Commercial Loan Losses Cast Shadow Over Regional Banks
Excerpted from Rising Commercial Loan Losses Cast A Long Shadow Over U.S. Banks
Despite some hopeful signs of relief for U.S. banks in second-quarter 2009, the next several quarters likely will continue to be a struggle, especially for small regional institutions, Standard & Poor’s Ratings Services analysts said during a quarterly conference call on Aug. 6. Overall, the industry outlook remains predominantly negative, in part because of banks’ lower profit margins related to still-heavy provisioning required for increased reserve building. Asset-quality deterioration shifted to commercial lending, both commercial and industrial and commercial real estate (CRE), from consumer-related loans.
During the next few quarters we will see a sharp acceleration of weakening on the commercial side – Scott Sprinzen, Standard & Poor’s credit analyst.
In particular, weakness in the U.S. economy could hurt vacancy rates for CRE further, more specifically for retail and office properties, and the drop in asset prices could make refinancing difficult.
The fundamentals for some of the [commercial] asset classes are deteriorating very quickly- Standard & Poor’s credit analyst Tanya Azarchs.
Declines in early-stage delinquencies, which occurred across multiple consumer asset classes in May and June, however, are feeding hopes that credit losses for those exposures could stabilize. Although this drop could be merely a seasonal phenomenon because delinquencies typically dip in June, Ms. Azarchs said, it was more pronounced this year.

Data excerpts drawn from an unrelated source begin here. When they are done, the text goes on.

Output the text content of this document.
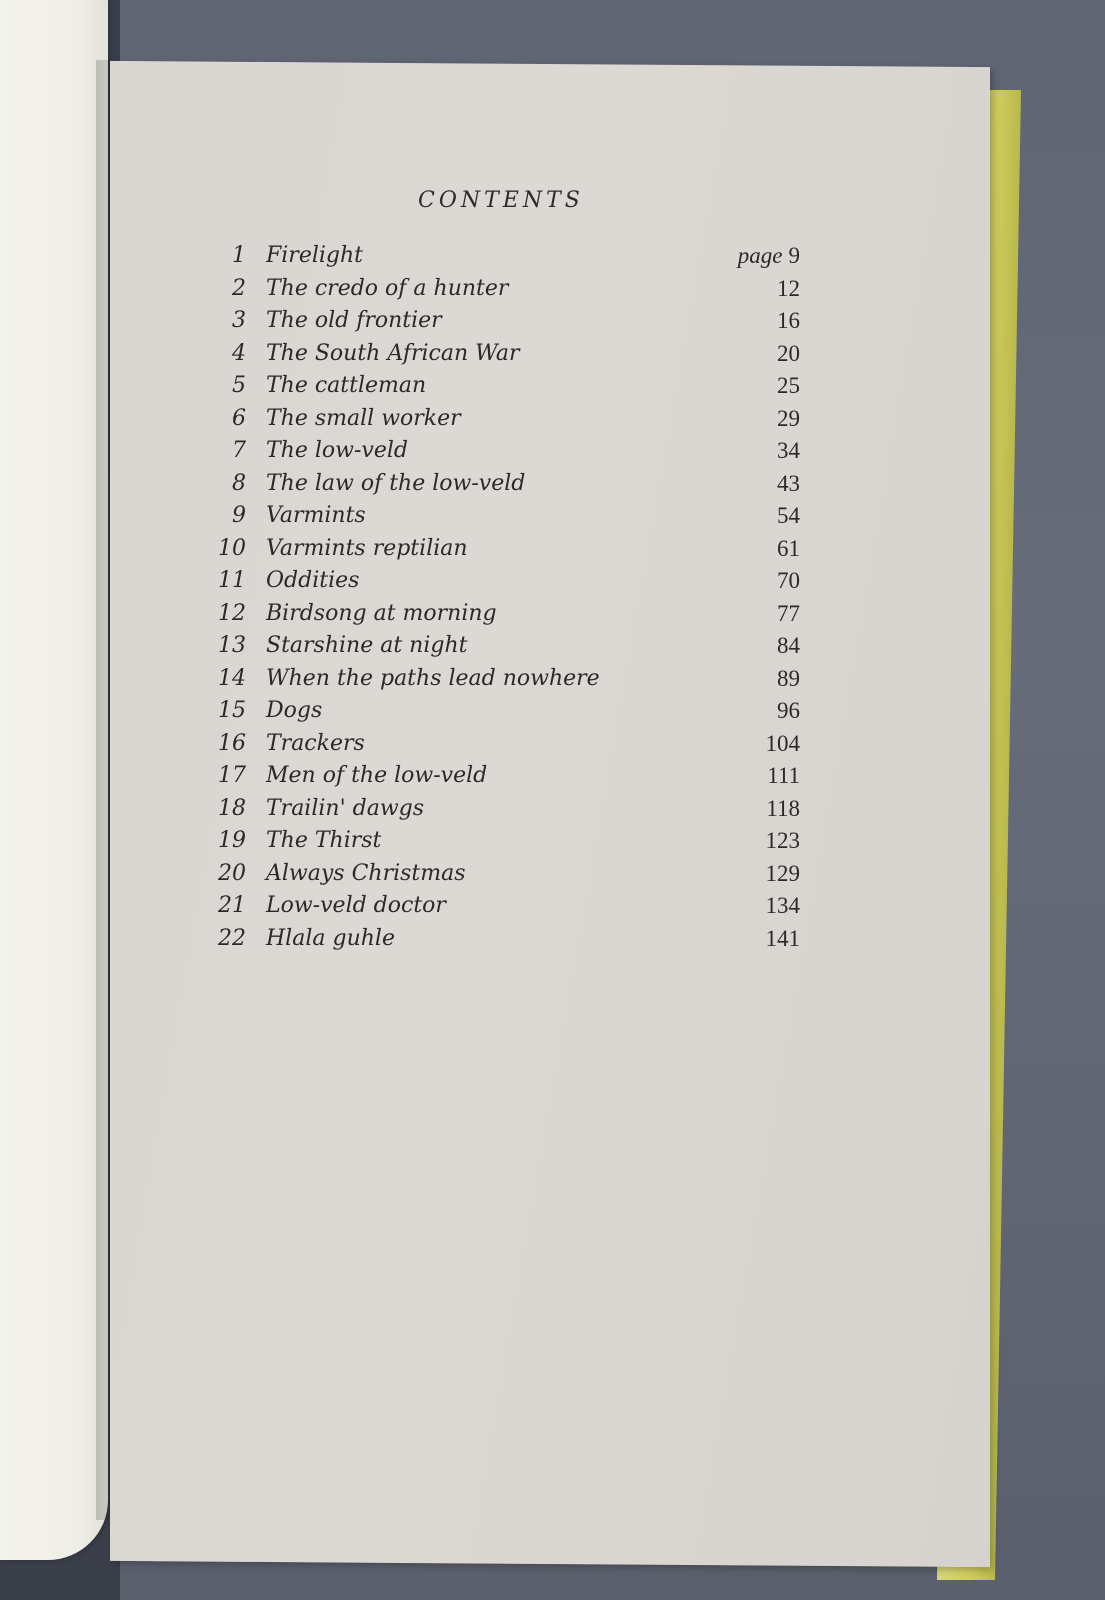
CONTENTS
1 Firelight	page 9
2 The credo of a hunter	12
3 The old frontier	16
4 The South African War	20
5 The cattleman	25
6 The small worker	29
7 The low-veld	34
8 The law of the low-veld	43
9 Varmints	54
10 Varmints reptilian	61
11 Oddities	70
12 Birdsong at morning	77
13 Starshine at night	84
14 When the paths lead nowhere	89
15 Dogs	96
16 Trackers	104
17 Men of the low-veld	111
18 Trailin' dawgs	118
19 The Thirst	123
20 Always Christmas	129
21 Low-veld doctor	134
22 Hlala guhle	141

Few banks escaped the downturn in consumer-related assets, however. Some institutions, such as SunTrust Banks Inc. (NYSE: STI) and Fifth Third Bancorp (NYSE: FITB) are already at or above the stress level for mortgage losses, based on the government’s stress test expected loss rate over two years (8.8%). “Others are quite a bit shy of it, but you could see them getting there,” Ms. Azarchs said. Auto loan net charge-offs have stabilized, but credit-card loss rates were well in excess of the last historical peak in 1997. With about a 10% charge-off rate, credit card losses nearly meet our stress-test expectations, and are just below the government’s 11.3% stress level.
The credit downturn has just started to give banks a taste of the decline in commercial-related assets. “We’re still early in the cycle of CRE losses,” said Ms. Azarchs, who expects declines in performance to match or exceed those from the last peak in 1991. About a quarter of the loan portfolios in Standard & Poor’s rated banking universe overall consist of CRE loans.
Regional institutions, because of their high concentrated CRE and geographic exposure, will likely be the hardest hit from this latest phase of the credit downturn.